UNMIK has seemingly done little to help the economy, but much of the problem is likely due to the fact that Kosovo has yet to attain the "final status" which is seen as the determining factor in showing foreign businesses that Kosovo is ready for development and worth the risk of investment. For the time being, it is trendy to put up the signs encouraging the boycotting of Serbian goods in order to foster the market for Albanian and Kosovar products. However, these local products seem to consist merely of building materials and food, and an economy is not built on selling your own cheap goods to your own poor people.

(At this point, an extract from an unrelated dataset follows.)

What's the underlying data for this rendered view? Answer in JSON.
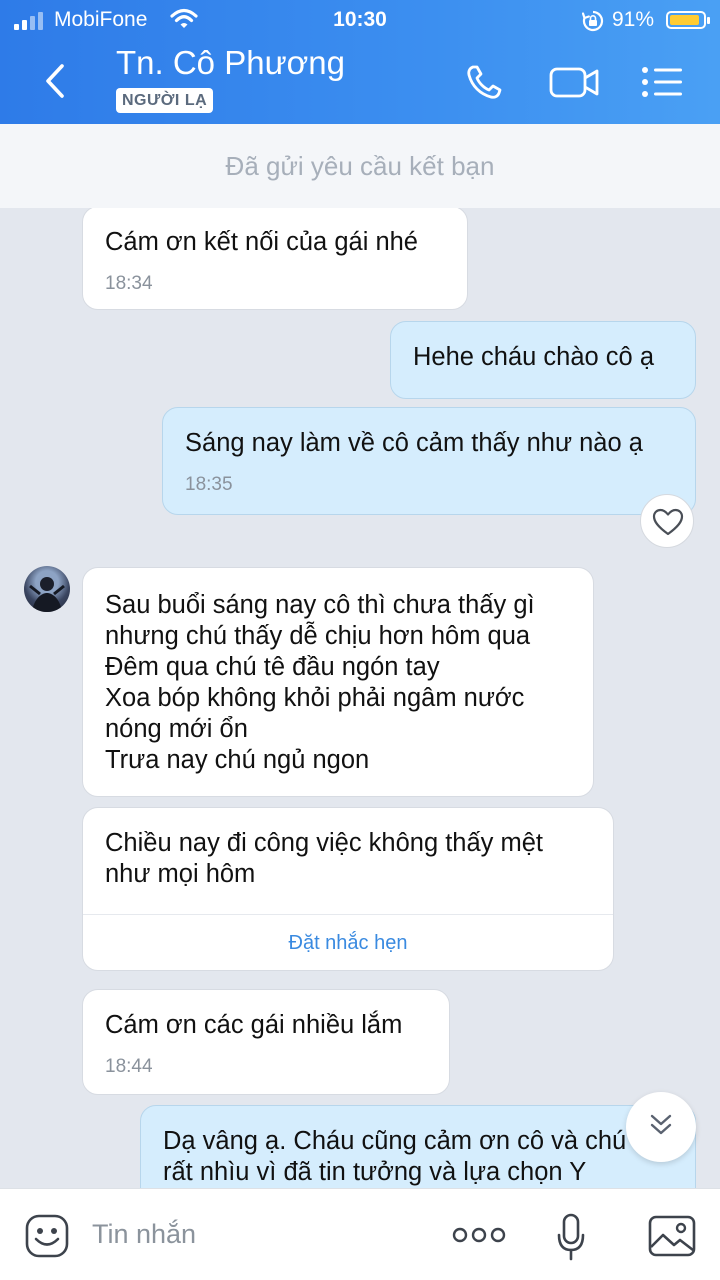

Overall, I leave Kosovo with hope for but not a lot of confidence in its future: UNMIK has not created a system which will self-sustain after the internationals leave. The economy in Prishtina, for instance, is largely a service industry based on catering to the dining, travel, and entertainment desires of the international community, and will necessarily collapse when there is no more customer base. The international judicial system was put into place as a temporary measure to keep cases from being tainted by prejudiced or otherwise influenced local judges. However, the local judicial system has not been cleansed of these problems in the meantime. Instead, there is little confidence in that system by the average Kosovar, who still believes–often rightly so–that paying the right person will ensure a verdict. The attorney with whom I worked makes his clients write out by hand a statement that they are not buying a decision, but merely legal services, and they often still misunderstand and become irate when things do not go their way. Inadequate continuing legal education means that the majority of judges do not understand which laws to apply, do not think it is their job to interpret the law or to utilize case law, and cannot write an adequately-reasoned opinion in any language. The organizations created to improve these problems are floundering helplessly. The Chamber of Advocates has no control over its members and offers little help to them anyway, much like the similar body for judges. The Kosovo Law Center has lost its OSCE funding, meaning that it has had to move into a tiny facility where it has no access to its own archives and that it can no longer offer productive training in any medium. Without some serious practical changes and step-by-step action plans which I do not see forthcoming from UNMIK, I am not optimistic, and perhaps untold millions will have been spent only to see a return to the same old problems."